New kind of healing material

1 min read

Instead of throwing away your broken boots or cracked toys, why not let them fix themselves? Researchers at the University of Southern California Viterbi School of Engineering have developed 3D-printed rubber materials that they claim can do just that.

Assistant Professor Qiming Wang works in the world of 3D printed materials, creating new functions for a variety of purposes, from flexible electronics to sound control. Now, working with Viterbi students Kunhao Yu, An Xin, and Haixu Du, and University of Connecticut Assistant Professor Ying Li, they have made a new material that can be manufactured quickly and is able to repair itself if it becomes fractured or punctured.

This material could be game-changing, the team adds, for industries like shoes, tires, soft robotics, and even electronics, decreasing manufacturing time while increasing product durability and longevity.

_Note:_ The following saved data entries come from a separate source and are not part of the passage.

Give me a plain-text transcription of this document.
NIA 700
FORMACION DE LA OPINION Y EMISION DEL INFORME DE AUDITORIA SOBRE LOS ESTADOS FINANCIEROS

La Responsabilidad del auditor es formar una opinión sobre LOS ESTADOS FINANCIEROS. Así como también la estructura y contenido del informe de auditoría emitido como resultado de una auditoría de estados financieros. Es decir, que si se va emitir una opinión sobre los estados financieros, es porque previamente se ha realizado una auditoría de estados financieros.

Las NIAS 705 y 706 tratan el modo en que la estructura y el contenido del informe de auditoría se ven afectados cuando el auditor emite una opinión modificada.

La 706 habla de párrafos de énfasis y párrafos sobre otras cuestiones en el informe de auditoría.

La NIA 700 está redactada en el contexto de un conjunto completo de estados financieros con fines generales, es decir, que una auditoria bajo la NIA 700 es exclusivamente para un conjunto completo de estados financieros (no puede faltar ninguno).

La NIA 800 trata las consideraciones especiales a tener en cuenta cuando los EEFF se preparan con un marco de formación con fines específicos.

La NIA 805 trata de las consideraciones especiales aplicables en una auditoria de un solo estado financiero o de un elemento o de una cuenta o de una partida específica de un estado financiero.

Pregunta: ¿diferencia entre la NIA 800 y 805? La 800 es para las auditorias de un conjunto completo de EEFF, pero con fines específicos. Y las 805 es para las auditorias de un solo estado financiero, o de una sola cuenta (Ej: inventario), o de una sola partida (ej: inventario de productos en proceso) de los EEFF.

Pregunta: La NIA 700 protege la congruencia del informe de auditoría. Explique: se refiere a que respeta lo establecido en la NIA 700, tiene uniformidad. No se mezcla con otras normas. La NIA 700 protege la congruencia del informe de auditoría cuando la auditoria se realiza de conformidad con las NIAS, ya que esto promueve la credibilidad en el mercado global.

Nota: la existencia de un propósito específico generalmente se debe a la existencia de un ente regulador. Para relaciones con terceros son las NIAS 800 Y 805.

The material is manufactured using a 3D printing method that uses photopolymerization. This process uses light to solidify a liquid resin in a desired shape or geometry. To make it self-healable, they had to dive a little deeper into the chemistry behind the material.

Photopolymerization is achieved through a reaction with a certain chemical group called thiols. By adding an oxidizer to the equation, thiols (an organosulfur compound that contains a carbon-bonded sulfhydryl group) transform into another group called disulfides. It is the disulfide group that is able to reform when broken, leading to the self-healing ability. Finding the right ratio between these two groups was the key to unlocking the materials' unique properties.

"When we gradually increase the oxidant, the self-healing behaviour becomes stronger, but the photopolymerization behaviour becomes weaker," explained Assit Prof.Wang. "There is competition between these two behaviours. And eventually we found the ratio that can enable both high self-healing and relatively rapid photopolymerization."

In 5 seconds, they can print a 17.5-millimeter square, completing whole objects in around 20 minutes that can repair themselves in a few hours.

After being cut in half, in two hours at 60°C (four for the electronics due to the carbon used to transmit electricity) they healed completely, retaining their strength and function. The repair time can be decreased just by raising the temperature.

"We actually show that under different temperatures - from 40 to 60°C - the material can heal to almost 100 per cent," said Yu. "By changing the temperature, we can manipulate the healing speed, even under room temperature the material can still self-heal"

After conquering 3D-printable soft materials, they are now working to develop different self-healable materials along a range of stiffnesses, from the current soft rubber, to rigid hard-plastics. These could be used for vehicle parts, composite materials, and even body armour.